POLICE are investigating the shooting of rare goshawk chicks otn their nest earlier this summer.
Raptor enthusiasts found the two dead chicks in woods near Innerleithen.
Tweeddale councillor Gavin Logan, the Lothian and Borders Police Board member with special responsibility for wildlife crime, said: “It is disgraceful and all stops should be pulled out to find the perpetrators and bring them to book.”
Lothian and Borders Police wildlife crime officer, Ruaraidh Hamilton, said: “It is a bit of a tragedy for the local population of breeding goshawks that these two chicks have been killed.
“Enquiries are ongoing and we are appealing for anyone with information to get in touch with the police.”
Local birdwatchers say there are 38 areas frequented by goshawks in the Borders, and an estimated 100 nesting pairs across Scotland.
An RSPB Scotland spokesperson said: “Goshawks are scarce breeders in Scotland, with most pairs in Borders and the north-east of the country. Sadly, just like other birds of prey, they are still the victims of illegal trapping, shooting, poisoning, and nest destruction.”

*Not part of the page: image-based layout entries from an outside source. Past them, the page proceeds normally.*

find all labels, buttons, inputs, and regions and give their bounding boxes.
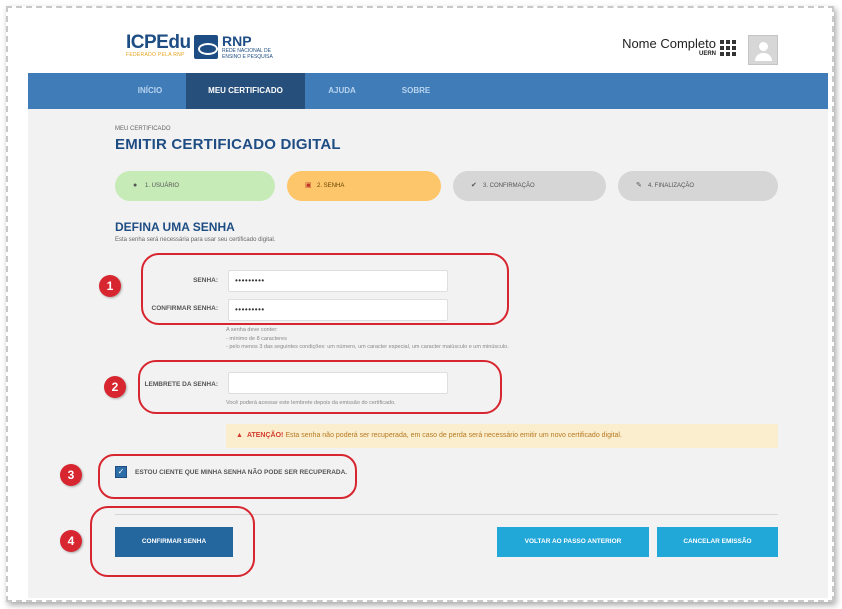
rnp-logo-title: RNP [222,33,252,49]
alert-text: Esta senha não poderá ser recuperada, em… [285,432,622,439]
grid-apps-icon[interactable] [720,40,736,56]
nav-item-ajuda[interactable]: AJUDA [316,73,368,109]
annotation-ring-1 [141,253,509,325]
user-icon: ● [133,182,138,189]
cancel-emission-button[interactable]: CANCELAR EMISSÃO [657,527,778,557]
section-title: DEFINA UMA SENHA [115,220,235,234]
user-organization: UERN [698,51,716,57]
icpedu-logo[interactable]: ICPEdu FEDERADO PELA RNP [126,32,191,58]
main-nav: INÍCIO MEU CERTIFICADO AJUDA SOBRE [28,73,828,109]
signature-icon: ✎ [636,182,642,189]
alert-strong: ATENÇÃO! [246,432,284,439]
step-label: 1. USUÁRIO [145,183,180,189]
rnp-logo[interactable]: RNP REDE NACIONAL DE ENSINO E PESQUISA [194,34,273,60]
password-rules: A senha deve conter: - mínimo de 8 carac… [226,326,509,352]
user-avatar-icon[interactable] [748,35,778,65]
screenshot-frame: ICPEdu FEDERADO PELA RNP RNP REDE NACION… [6,6,834,602]
page: ICPEdu FEDERADO PELA RNP RNP REDE NACION… [28,20,828,598]
header: ICPEdu FEDERADO PELA RNP RNP REDE NACION… [28,20,828,73]
nav-item-sobre[interactable]: SOBRE [388,73,444,109]
password-rule: - mínimo de 8 caracteres [226,335,287,342]
annotation-number-1: 1 [99,275,121,297]
annotation-number-2: 2 [104,376,126,398]
annotation-ring-4 [90,506,255,577]
step-confirmacao: ✔ 3. CONFIRMAÇÃO [453,171,606,201]
step-finalizacao: ✎ 4. FINALIZAÇÃO [618,171,778,201]
breadcrumb: MEU CERTIFICADO [115,126,171,132]
annotation-number-4: 4 [60,530,82,552]
password-rule: - pelo menos 3 das seguintes condições: … [226,344,509,350]
annotation-ring-3 [98,454,357,499]
user-name: Nome Completo [622,36,716,51]
step-label: 2. SENHA [317,183,345,189]
icpedu-logo-text: ICPEdu [126,32,191,53]
annotation-ring-2 [138,360,502,414]
password-rule: A senha deve conter: [226,327,278,333]
rnp-logo-icon [194,35,218,59]
warning-alert: ▲ ATENÇÃO! Esta senha não poderá ser recu… [226,424,778,448]
page-title: EMITIR CERTIFICADO DIGITAL [115,136,341,153]
check-circle-icon: ✔ [471,182,477,189]
icpedu-logo-subtitle: FEDERADO PELA RNP [126,52,185,58]
nav-item-inicio[interactable]: INÍCIO [115,73,185,109]
lock-icon: ▣ [305,182,312,189]
nav-item-meu-certificado[interactable]: MEU CERTIFICADO [186,73,305,109]
warning-icon: ▲ [236,432,243,439]
step-usuario: ● 1. USUÁRIO [115,171,275,201]
user-info[interactable]: Nome Completo UERN [622,36,716,57]
rnp-logo-sub2: ENSINO E PESQUISA [222,54,273,60]
step-label: 3. CONFIRMAÇÃO [483,183,535,189]
annotation-number-3: 3 [60,464,82,486]
back-button[interactable]: VOLTAR AO PASSO ANTERIOR [497,527,649,557]
step-senha: ▣ 2. SENHA [287,171,441,201]
section-description: Esta senha será necessária para usar seu… [115,237,276,243]
step-label: 4. FINALIZAÇÃO [648,183,695,189]
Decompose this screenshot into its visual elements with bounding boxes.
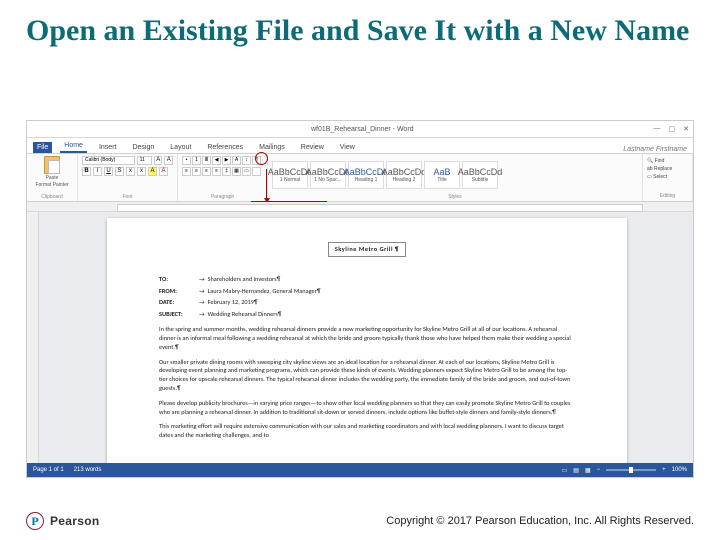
zoom-out-button[interactable]: − (597, 467, 601, 473)
spare (252, 167, 261, 176)
style-subtitle[interactable]: AaBbCcDdSubtitle (462, 161, 498, 189)
sup-button[interactable]: x (137, 167, 146, 176)
italic-button[interactable]: I (93, 167, 102, 176)
memo-from: Laura Mabry-Hernandez, General Manager¶ (208, 287, 321, 296)
zoom-slider[interactable] (606, 469, 656, 471)
tab-design[interactable]: Design (128, 142, 158, 153)
shrink-font[interactable]: A (164, 156, 173, 165)
group-editing: Editing (647, 192, 688, 200)
tab-view[interactable]: View (336, 142, 359, 153)
grow-font[interactable]: A (154, 156, 163, 165)
justify-button[interactable]: ≡ (212, 167, 221, 176)
group-paragraph: Paragraph (182, 194, 263, 200)
ribbon: Paste Format Painter Clipboard Calibri (… (27, 154, 693, 202)
tab-insert[interactable]: Insert (95, 142, 121, 153)
memo-header: Skyline Metro Grill ¶ (328, 242, 406, 257)
tab-file[interactable]: File (33, 142, 52, 153)
dec-indent-button[interactable]: ◀ (212, 156, 221, 165)
font-name-select[interactable]: Calibri (Body) (82, 156, 135, 165)
highlight-button[interactable]: A (148, 167, 157, 176)
zoom-in-button[interactable]: + (662, 467, 666, 473)
style-title[interactable]: AaBTitle (424, 161, 460, 189)
tab-review[interactable]: Review (297, 142, 328, 153)
zoom-level[interactable]: 100% (672, 467, 687, 473)
select-button[interactable]: ▭ Select (647, 173, 688, 181)
memo-p1: In the spring and summer months, wedding… (159, 325, 575, 351)
style-nospacing[interactable]: AaBbCcDd1 No Spac... (310, 161, 346, 189)
inc-indent-button[interactable]: ▶ (222, 156, 231, 165)
showhide-button[interactable]: ¶ (252, 156, 261, 165)
memo-date: February 12, 2019¶ (208, 298, 258, 307)
line-spacing-button[interactable]: ‡ (222, 167, 231, 176)
paste-icon[interactable] (44, 156, 60, 174)
shading-button[interactable]: ▦ (232, 167, 241, 176)
sort-button[interactable]: A (232, 156, 241, 165)
minimize-icon[interactable]: — (654, 125, 661, 133)
borders-button[interactable]: ▭ (242, 167, 251, 176)
pearson-logo-icon: P (26, 512, 44, 530)
tab-home[interactable]: Home (60, 140, 87, 153)
find-button[interactable]: 🔍 Find (647, 157, 688, 165)
tab-mailings[interactable]: Mailings (255, 142, 289, 153)
memo-p2: Our smaller private dining rooms with sw… (159, 358, 575, 393)
page-area: Skyline Metro Grill ¶ TO:→ Shareholders … (27, 212, 693, 464)
titlebar: wf01B_Rehearsal_Dinner - Word — ▢ ✕ (27, 121, 693, 138)
align-left-button[interactable]: ≡ (182, 167, 191, 176)
replace-button[interactable]: ab Replace (647, 165, 688, 173)
bullets-button[interactable]: • (182, 156, 191, 165)
ruler-vertical (27, 212, 39, 464)
memo-from-label: FROM: (159, 287, 199, 296)
memo-subject: Wedding Rehearsal Dinners¶ (208, 310, 282, 319)
style-heading2[interactable]: AaBbCcDdHeading 2 (386, 161, 422, 189)
format-painter[interactable]: Format Painter (35, 182, 68, 188)
signin-name[interactable]: Lastname Firstname (623, 146, 687, 153)
slide-footer: P Pearson Copyright © 2017 Pearson Educa… (26, 512, 694, 530)
view-web-icon[interactable]: ▦ (585, 467, 591, 474)
group-font: Font (82, 194, 173, 200)
group-styles: Styles (272, 194, 638, 200)
strike-button[interactable]: S (115, 167, 124, 176)
maximize-icon[interactable]: ▢ (669, 125, 676, 133)
spacing-button[interactable]: ↕ (242, 156, 251, 165)
view-read-icon[interactable]: ▭ (562, 467, 568, 474)
close-icon[interactable]: ✕ (683, 125, 689, 133)
font-size-select[interactable]: 11 (137, 156, 152, 165)
style-normal[interactable]: AaBbCcDd1 Normal (272, 161, 308, 189)
memo-to-label: TO: (159, 275, 199, 284)
status-bar: Page 1 of 1 213 words ▭ ▤ ▦ − + 100% (27, 463, 693, 477)
doc-title: wf01B_Rehearsal_Dinner - Word (71, 126, 654, 133)
document-page[interactable]: Skyline Metro Grill ¶ TO:→ Shareholders … (107, 218, 627, 464)
numbering-button[interactable]: 1 (192, 156, 201, 165)
slide-title: Open an Existing File and Save It with a… (26, 14, 694, 49)
memo-to: Shareholders and Investors¶ (208, 275, 281, 284)
copyright-text: Copyright © 2017 Pearson Education, Inc.… (386, 515, 694, 527)
bold-button[interactable]: B (82, 167, 91, 176)
paste-label: Paste (46, 175, 59, 181)
status-page[interactable]: Page 1 of 1 (33, 467, 64, 473)
align-right-button[interactable]: ≡ (202, 167, 211, 176)
font-color-button[interactable]: A (159, 167, 168, 176)
view-print-icon[interactable]: ▤ (573, 467, 579, 474)
group-clipboard: Clipboard (31, 194, 73, 200)
sub-button[interactable]: x (126, 167, 135, 176)
word-screenshot: wf01B_Rehearsal_Dinner - Word — ▢ ✕ File… (26, 120, 694, 478)
arrow-showhide (266, 169, 267, 201)
style-heading1[interactable]: AaBbCcDdHeading 1 (348, 161, 384, 189)
ruler-horizontal (27, 202, 693, 212)
memo-p3: Please develop publicity brochures—in va… (159, 399, 575, 417)
memo-date-label: DATE: (159, 298, 199, 307)
ribbon-tabs: File Home Insert Design Layout Reference… (27, 138, 693, 154)
memo-p4: This marketing effort will require exten… (159, 422, 575, 440)
align-center-button[interactable]: ≡ (192, 167, 201, 176)
status-words[interactable]: 213 words (74, 467, 102, 473)
tab-references[interactable]: References (203, 142, 247, 153)
underline-button[interactable]: U (104, 167, 113, 176)
pearson-brand: Pearson (50, 514, 99, 528)
tab-layout[interactable]: Layout (166, 142, 195, 153)
memo-subject-label: SUBJECT: (159, 310, 199, 319)
multilevel-button[interactable]: ≣ (202, 156, 211, 165)
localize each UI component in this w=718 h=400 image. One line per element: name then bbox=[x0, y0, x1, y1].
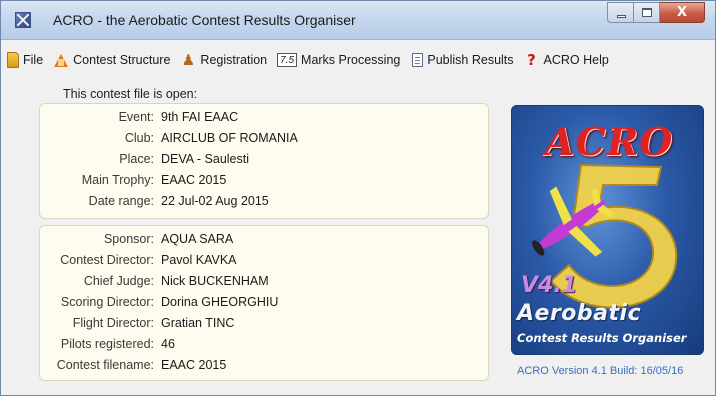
staff-info-panel: Sponsor: AQUA SARA Contest Director: Pav… bbox=[39, 225, 489, 381]
menu-acro-help[interactable]: ? ACRO Help bbox=[520, 49, 615, 71]
info-value: AIRCLUB OF ROMANIA bbox=[161, 131, 298, 145]
info-value: 22 Jul-02 Aug 2015 bbox=[161, 194, 269, 208]
info-value: EAAC 2015 bbox=[161, 173, 227, 187]
info-row-scoring-director: Scoring Director: Dorina GHEORGHIU bbox=[40, 295, 488, 315]
info-row-event: Event: 9th FAI EAAC bbox=[40, 110, 488, 130]
maximize-button[interactable] bbox=[634, 2, 660, 23]
menu-contest-structure-label: Contest Structure bbox=[73, 53, 171, 67]
version-label: ACRO Version 4.1 Build: 16/05/16 bbox=[517, 365, 684, 377]
info-label: Club: bbox=[124, 131, 154, 145]
info-row-sponsor: Sponsor: AQUA SARA bbox=[40, 232, 488, 252]
info-value: DEVA - Saulesti bbox=[161, 152, 250, 166]
close-icon: X bbox=[676, 5, 688, 20]
info-value: EAAC 2015 bbox=[161, 358, 227, 372]
info-label: Contest filename: bbox=[56, 358, 154, 372]
logo-title: ACRO bbox=[545, 119, 674, 164]
info-value: Pavol KAVKA bbox=[161, 253, 237, 267]
info-label: Scoring Director: bbox=[60, 295, 154, 309]
window-title: ACRO - the Aerobatic Contest Results Org… bbox=[53, 12, 356, 28]
info-label: Flight Director: bbox=[72, 316, 154, 330]
acro-logo: ACRO V4.1 Aerobatic Contest Results Orga… bbox=[511, 105, 704, 355]
event-info-panel: Event: 9th FAI EAAC Club: AIRCLUB OF ROM… bbox=[39, 103, 489, 219]
info-row-chief-judge: Chief Judge: Nick BUCKENHAM bbox=[40, 274, 488, 294]
open-file-label: This contest file is open: bbox=[63, 87, 198, 101]
folder-icon bbox=[7, 52, 19, 68]
info-row-contest-filename: Contest filename: EAAC 2015 bbox=[40, 358, 488, 378]
info-value: Dorina GHEORGHIU bbox=[161, 295, 279, 309]
structure-icon bbox=[53, 52, 69, 68]
info-label: Contest Director: bbox=[60, 253, 154, 267]
info-value: Gratian TINC bbox=[161, 316, 235, 330]
info-row-contest-director: Contest Director: Pavol KAVKA bbox=[40, 253, 488, 273]
menu-file[interactable]: File bbox=[1, 49, 49, 71]
info-label: Main Trophy: bbox=[81, 173, 154, 187]
help-icon: ? bbox=[527, 51, 536, 69]
menu-publish-results[interactable]: Publish Results bbox=[406, 49, 519, 71]
menu-registration-label: Registration bbox=[200, 53, 268, 67]
info-label: Place: bbox=[119, 152, 154, 166]
info-label: Pilots registered: bbox=[60, 337, 154, 351]
title-bar[interactable]: ACRO - the Aerobatic Contest Results Org… bbox=[1, 1, 715, 40]
info-row-main-trophy: Main Trophy: EAAC 2015 bbox=[40, 173, 488, 193]
menu-marks-processing-label: Marks Processing bbox=[301, 53, 401, 67]
logo-word: Aerobatic bbox=[517, 301, 642, 326]
document-icon bbox=[412, 53, 424, 67]
info-row-date-range: Date range: 22 Jul-02 Aug 2015 bbox=[40, 194, 488, 214]
info-value: AQUA SARA bbox=[161, 232, 234, 246]
menu-file-label: File bbox=[23, 53, 44, 67]
info-value: Nick BUCKENHAM bbox=[161, 274, 269, 288]
info-row-flight-director: Flight Director: Gratian TINC bbox=[40, 316, 488, 336]
info-label: Sponsor: bbox=[103, 232, 154, 246]
minimize-icon bbox=[617, 15, 626, 18]
app-window: ACRO - the Aerobatic Contest Results Org… bbox=[0, 0, 716, 396]
info-label: Chief Judge: bbox=[83, 274, 154, 288]
close-button[interactable]: X bbox=[660, 2, 705, 23]
info-row-pilots-registered: Pilots registered: 46 bbox=[40, 337, 488, 357]
logo-subtitle: Contest Results Organiser bbox=[517, 331, 687, 345]
marks-icon: 7.5 bbox=[277, 53, 298, 67]
info-label: Event: bbox=[118, 110, 154, 124]
menu-publish-results-label: Publish Results bbox=[427, 53, 514, 67]
info-row-club: Club: AIRCLUB OF ROMANIA bbox=[40, 131, 488, 151]
registration-icon: ♟ bbox=[181, 51, 196, 69]
app-icon[interactable] bbox=[15, 12, 31, 28]
info-value: 9th FAI EAAC bbox=[161, 110, 239, 124]
logo-version: V4.1 bbox=[521, 273, 577, 298]
menu-bar: File Contest Structure ♟ Registration 7.… bbox=[1, 47, 715, 73]
menu-registration[interactable]: ♟ Registration bbox=[176, 49, 273, 71]
menu-acro-help-label: ACRO Help bbox=[543, 53, 609, 67]
info-label: Date range: bbox=[88, 194, 154, 208]
menu-contest-structure[interactable]: Contest Structure bbox=[49, 49, 176, 71]
maximize-icon bbox=[642, 8, 652, 17]
menu-marks-processing[interactable]: 7.5 Marks Processing bbox=[273, 49, 406, 71]
minimize-button[interactable] bbox=[607, 2, 634, 23]
window-controls: X bbox=[607, 2, 705, 23]
info-value: 46 bbox=[161, 337, 175, 351]
info-row-place: Place: DEVA - Saulesti bbox=[40, 152, 488, 172]
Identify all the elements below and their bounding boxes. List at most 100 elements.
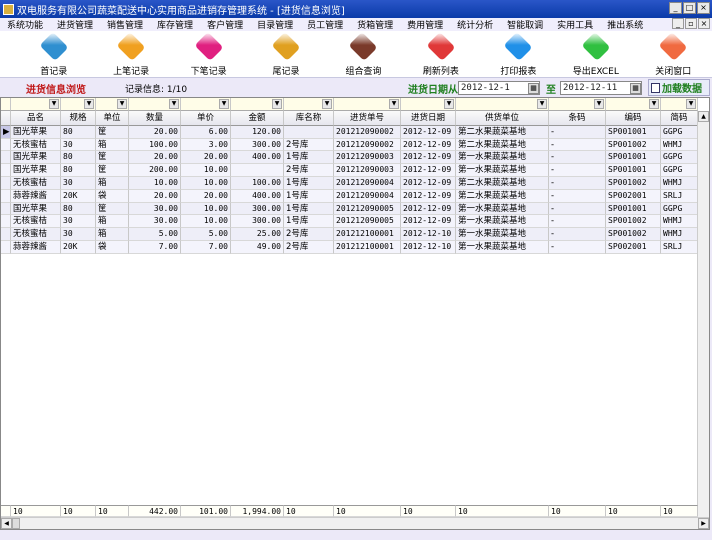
menu-item[interactable]: 员工管理 [300, 18, 350, 31]
toolbar-button[interactable]: 上笔记录 [92, 31, 169, 77]
mdi-minimize-button[interactable]: _ [672, 18, 684, 29]
load-data-button[interactable]: 加载数据 [648, 79, 710, 96]
row-header[interactable] [1, 215, 11, 229]
row-header[interactable] [1, 98, 11, 111]
chevron-down-icon[interactable]: ▼ [322, 99, 332, 109]
column-filter-dropdown[interactable]: ▼ [181, 98, 231, 111]
row-header[interactable] [1, 151, 11, 165]
column-header[interactable]: 进货单号 [334, 110, 401, 126]
menu-item[interactable]: 统计分析 [450, 18, 500, 31]
menu-item[interactable]: 进货管理 [50, 18, 100, 31]
column-header[interactable]: 简码 [661, 110, 698, 126]
minimize-button[interactable]: _ [669, 2, 682, 14]
maximize-button[interactable]: □ [683, 2, 696, 14]
toolbar-button[interactable]: 首记录 [15, 31, 92, 77]
column-header[interactable]: 品名 [11, 110, 61, 126]
chevron-down-icon[interactable]: ▼ [219, 99, 229, 109]
table-row[interactable]: 国光苹果 80 筐 30.00 10.00 300.00 1号库 201212090005 20… [1, 202, 709, 216]
column-header[interactable]: 库名称 [284, 110, 334, 126]
chevron-down-icon[interactable]: ▼ [686, 99, 696, 109]
mdi-restore-button[interactable]: ▫ [685, 18, 697, 29]
column-filter-dropdown[interactable]: ▼ [96, 98, 129, 111]
scroll-left-icon[interactable]: ◀ [1, 518, 12, 529]
column-filter-dropdown[interactable]: ▼ [61, 98, 96, 111]
chevron-down-icon[interactable]: ▼ [594, 99, 604, 109]
table-row[interactable]: 无核蜜桔 30 箱 100.00 3.00 300.00 2号库 201212090002 20… [1, 138, 709, 152]
menu-item[interactable]: 目录管理 [250, 18, 300, 31]
row-header[interactable] [1, 189, 11, 203]
column-filter-dropdown[interactable]: ▼ [129, 98, 181, 111]
table-row[interactable]: 蒜蓉辣酱 20K 袋 7.00 7.00 49.00 2号库 201212100001 2012… [1, 240, 709, 254]
chevron-down-icon[interactable]: ▼ [272, 99, 282, 109]
column-header[interactable]: 编码 [606, 110, 661, 126]
table-row[interactable]: 国光苹果 80 筐 20.00 20.00 400.00 1号库 201212090003 20… [1, 151, 709, 165]
table-row[interactable]: 无核蜜桔 30 箱 30.00 10.00 300.00 1号库 201212090005 20… [1, 215, 709, 229]
menu-item[interactable]: 推出系统 [600, 18, 650, 31]
table-row[interactable]: 国光苹果 80 筐 200.00 10.00 2号库 201212090003 2012-12… [1, 164, 709, 177]
close-button[interactable]: × [697, 2, 710, 14]
column-filter-dropdown[interactable]: ▼ [606, 98, 661, 111]
scroll-thumb[interactable] [12, 518, 20, 529]
menu-item[interactable]: 实用工具 [550, 18, 600, 31]
toolbar-button[interactable]: 尾记录 [247, 31, 324, 77]
column-header[interactable]: 条码 [549, 110, 606, 126]
toolbar-button[interactable]: 关闭窗口 [635, 31, 712, 77]
column-filter-dropdown[interactable]: ▼ [11, 98, 61, 111]
column-header[interactable]: 金额 [231, 110, 284, 126]
calendar-icon[interactable]: ▦ [630, 83, 641, 94]
row-header[interactable] [1, 110, 11, 126]
menu-item[interactable]: 系统功能 [0, 18, 50, 31]
mdi-close-button[interactable]: × [698, 18, 710, 29]
calendar-icon[interactable]: ▦ [528, 83, 539, 94]
menu-item[interactable]: 费用管理 [400, 18, 450, 31]
table-row[interactable]: 无核蜜桔 30 箱 5.00 5.00 25.00 2号库 201212100001 2012-… [1, 228, 709, 241]
column-filter-dropdown[interactable]: ▼ [401, 98, 456, 111]
table-row[interactable]: 蒜蓉辣酱 20K 袋 20.00 20.00 400.00 1号库 201212090004 2… [1, 189, 709, 203]
toolbar-button[interactable]: 刷新列表 [402, 31, 479, 77]
row-header[interactable]: ▶ [1, 125, 11, 139]
column-filter-dropdown[interactable]: ▼ [549, 98, 606, 111]
row-header[interactable] [1, 176, 11, 190]
table-cell: 2012-12-09 [401, 215, 456, 229]
column-filter-dropdown[interactable]: ▼ [661, 98, 698, 111]
toolbar-button[interactable]: 打印报表 [480, 31, 557, 77]
chevron-down-icon[interactable]: ▼ [537, 99, 547, 109]
menu-item[interactable]: 货箱管理 [350, 18, 400, 31]
row-header[interactable] [1, 228, 11, 241]
row-header[interactable] [1, 138, 11, 152]
toolbar-button[interactable]: 组合查询 [325, 31, 402, 77]
row-header[interactable] [1, 164, 11, 177]
column-filter-dropdown[interactable]: ▼ [334, 98, 401, 111]
column-filter-dropdown[interactable]: ▼ [231, 98, 284, 111]
table-row[interactable]: ▶ 国光苹果 80 筐 20.00 6.00 120.00 201212090002 2012-… [1, 125, 709, 139]
column-header[interactable]: 单位 [96, 110, 129, 126]
column-header[interactable]: 供货单位 [456, 110, 549, 126]
chevron-down-icon[interactable]: ▼ [84, 99, 94, 109]
vertical-scrollbar[interactable]: ▲ [697, 111, 709, 518]
scroll-up-icon[interactable]: ▲ [698, 111, 709, 122]
column-header[interactable]: 进货日期 [401, 110, 456, 126]
row-header[interactable] [1, 240, 11, 254]
row-header[interactable] [1, 505, 11, 517]
chevron-down-icon[interactable]: ▼ [117, 99, 127, 109]
column-filter-dropdown[interactable]: ▼ [456, 98, 549, 111]
menu-item[interactable]: 智能取调 [500, 18, 550, 31]
scroll-right-icon[interactable]: ▶ [698, 518, 709, 529]
menu-item[interactable]: 销售管理 [100, 18, 150, 31]
chevron-down-icon[interactable]: ▼ [444, 99, 454, 109]
horizontal-scrollbar[interactable]: ◀ ▶ [1, 517, 709, 529]
menu-item[interactable]: 客户管理 [200, 18, 250, 31]
column-header[interactable]: 单价 [181, 110, 231, 126]
toolbar-button[interactable]: 导出EXCEL [557, 31, 634, 77]
row-header[interactable] [1, 202, 11, 216]
column-header[interactable]: 规格 [61, 110, 96, 126]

Goshawks were once widespread in the UK but became extinct in the late 1800s through deforestation and persecution.
They were reintroduced about 40 years ago when imported falconers’ birds escaped or were deliberately released.
The latest incident follows several bird poisonings in the area in recent years.
Seven years ago, police and RSPB Scotland officers raided an estate in Peeblesshire’s Manor Valley where they found the remains of 22 buzzards, a tawny owl, a goshawk and a heron, the largest number of dead birds recovered in Scotland by wildlife protection teams in a single search.
Four years ago, a female golden eagle was found poisoned on another estate near Peebles.
The latest Scottish Government figures show 22 of the 32 deliberate poisonings in Scotland last year were of birds of prey – 13 buzzards (two in the Borders), seven red kites and four golden eagles. This is the first reported case of a nest has being shot at.
Goshawks, like other birds of prey, are protected under the Wildlife and Countryside Act.
They build large nests in quiet forests and return to the same nesting area each year. The secretive raptors eat birds and small animals. About two thirds of their prey are thought to be crows, rooks and pigeons.
It is their reputation for taking gamebirds that provokes persecution.
Councillor Logan says police treat wildlife crime seriously.
He recently met Detective Inspector Brian Stuart, the head of the wildlife crime unit, and said: “He was very well briefed on all the crimes in the Borders with which I was familiar and I was left confident that these crimes would be pursued vigorously.
“As the police board member with special responsibility for wildlife crime, I am confident the police regard wildlife crime as just as important as any other crime.”